A three-decade tradition on the UT-Austin campus is going away due to concerns over racial insensitivity.  The annual campus pep rally ahead of this Saturday's rivalry game with Oklahoma at the Cotton Bowl won't include the usual torchlight parade.  The alumni group Texas Exes, which organizes the rally, has cancelled the torchlight portion due to concerns about similar tiki torches carried by white supremacists during a march that turned into a deadly riot in Charlottesville, Virginia last summer.  "In light of the tragic events in Charlottesville, we will not be doing a torchlight parade," says Texas Exes spokeswoman Dorothy Guerrero in a statement.  "This night has always been a positive experience for the UT community and it is paramount to us that everyone feels welcome, safe, and part of the Longhorn family.”

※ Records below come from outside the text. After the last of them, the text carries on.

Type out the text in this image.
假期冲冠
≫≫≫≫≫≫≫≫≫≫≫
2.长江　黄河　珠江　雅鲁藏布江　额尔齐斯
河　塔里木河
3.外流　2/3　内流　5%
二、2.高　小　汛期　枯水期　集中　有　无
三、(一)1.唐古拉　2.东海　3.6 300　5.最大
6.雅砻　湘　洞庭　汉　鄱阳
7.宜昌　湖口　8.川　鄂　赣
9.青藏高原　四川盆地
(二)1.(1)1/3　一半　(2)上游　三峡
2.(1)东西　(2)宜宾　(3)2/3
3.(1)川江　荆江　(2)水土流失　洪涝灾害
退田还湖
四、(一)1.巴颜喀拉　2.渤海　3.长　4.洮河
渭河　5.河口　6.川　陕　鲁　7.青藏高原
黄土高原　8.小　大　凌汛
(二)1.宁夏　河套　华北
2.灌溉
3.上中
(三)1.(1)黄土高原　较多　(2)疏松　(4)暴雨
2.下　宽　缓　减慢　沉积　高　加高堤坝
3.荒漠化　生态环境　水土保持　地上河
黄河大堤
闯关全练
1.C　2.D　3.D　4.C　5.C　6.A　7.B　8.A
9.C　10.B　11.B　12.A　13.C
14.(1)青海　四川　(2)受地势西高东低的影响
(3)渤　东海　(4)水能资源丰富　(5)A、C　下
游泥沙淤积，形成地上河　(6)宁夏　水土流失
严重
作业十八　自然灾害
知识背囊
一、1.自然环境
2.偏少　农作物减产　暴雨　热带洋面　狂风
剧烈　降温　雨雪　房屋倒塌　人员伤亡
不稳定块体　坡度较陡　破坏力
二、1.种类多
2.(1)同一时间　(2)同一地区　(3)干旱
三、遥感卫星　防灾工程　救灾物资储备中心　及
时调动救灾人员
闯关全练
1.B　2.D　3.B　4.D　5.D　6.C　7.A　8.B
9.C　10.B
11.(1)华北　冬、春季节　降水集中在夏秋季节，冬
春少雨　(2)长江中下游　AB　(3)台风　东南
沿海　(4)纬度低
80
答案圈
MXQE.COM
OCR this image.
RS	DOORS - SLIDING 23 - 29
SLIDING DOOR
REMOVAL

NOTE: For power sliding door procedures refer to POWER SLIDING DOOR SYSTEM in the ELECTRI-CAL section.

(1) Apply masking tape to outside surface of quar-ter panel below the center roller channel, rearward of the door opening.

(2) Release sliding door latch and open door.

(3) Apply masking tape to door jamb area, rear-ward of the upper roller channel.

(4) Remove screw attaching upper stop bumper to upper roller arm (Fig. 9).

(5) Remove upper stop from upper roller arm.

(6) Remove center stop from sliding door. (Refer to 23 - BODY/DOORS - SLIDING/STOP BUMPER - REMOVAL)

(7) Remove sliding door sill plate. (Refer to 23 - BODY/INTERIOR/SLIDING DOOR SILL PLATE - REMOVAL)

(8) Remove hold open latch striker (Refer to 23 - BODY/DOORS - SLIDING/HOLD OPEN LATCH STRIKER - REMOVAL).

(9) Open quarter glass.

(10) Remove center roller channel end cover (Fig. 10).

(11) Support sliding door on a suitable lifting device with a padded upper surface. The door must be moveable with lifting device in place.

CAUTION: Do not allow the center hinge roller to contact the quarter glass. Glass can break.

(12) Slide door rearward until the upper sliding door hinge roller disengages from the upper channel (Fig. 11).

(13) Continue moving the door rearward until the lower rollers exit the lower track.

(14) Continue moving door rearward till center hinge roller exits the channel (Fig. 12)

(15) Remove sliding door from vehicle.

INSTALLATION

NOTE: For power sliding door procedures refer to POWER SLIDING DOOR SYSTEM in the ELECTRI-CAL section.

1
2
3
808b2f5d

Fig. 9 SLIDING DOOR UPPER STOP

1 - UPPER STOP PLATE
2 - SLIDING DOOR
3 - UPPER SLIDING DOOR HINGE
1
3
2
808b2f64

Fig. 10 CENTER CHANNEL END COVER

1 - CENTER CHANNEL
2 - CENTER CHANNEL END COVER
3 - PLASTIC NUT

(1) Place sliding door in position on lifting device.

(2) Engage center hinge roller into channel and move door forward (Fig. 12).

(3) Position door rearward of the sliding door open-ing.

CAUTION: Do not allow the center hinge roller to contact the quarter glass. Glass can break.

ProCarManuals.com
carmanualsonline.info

Micky Wolf, Vice President of UT's Student Government, tells KTRH he understands the decision made by Texas Exes.  "Definitely, we're saddened to see this part of the tradition go away, at least for this period of time, but it's not worth the association with white supremacy that could come with those torches," he says.  "We support the decision to make sure that all of our campus traditions are inclusive, and that the tradition is still continuing."

Wolf also notes that the pep rally tradition goes back much further than the torchlight parade tradition.  "The torchlight part of the rally has existed for the last 30 years, and the other aspects of the rally have existed for 101 years," he says.  "The rally still means the same to the student body, and still represents the tradition and the excitement that we have for the OU weekend game."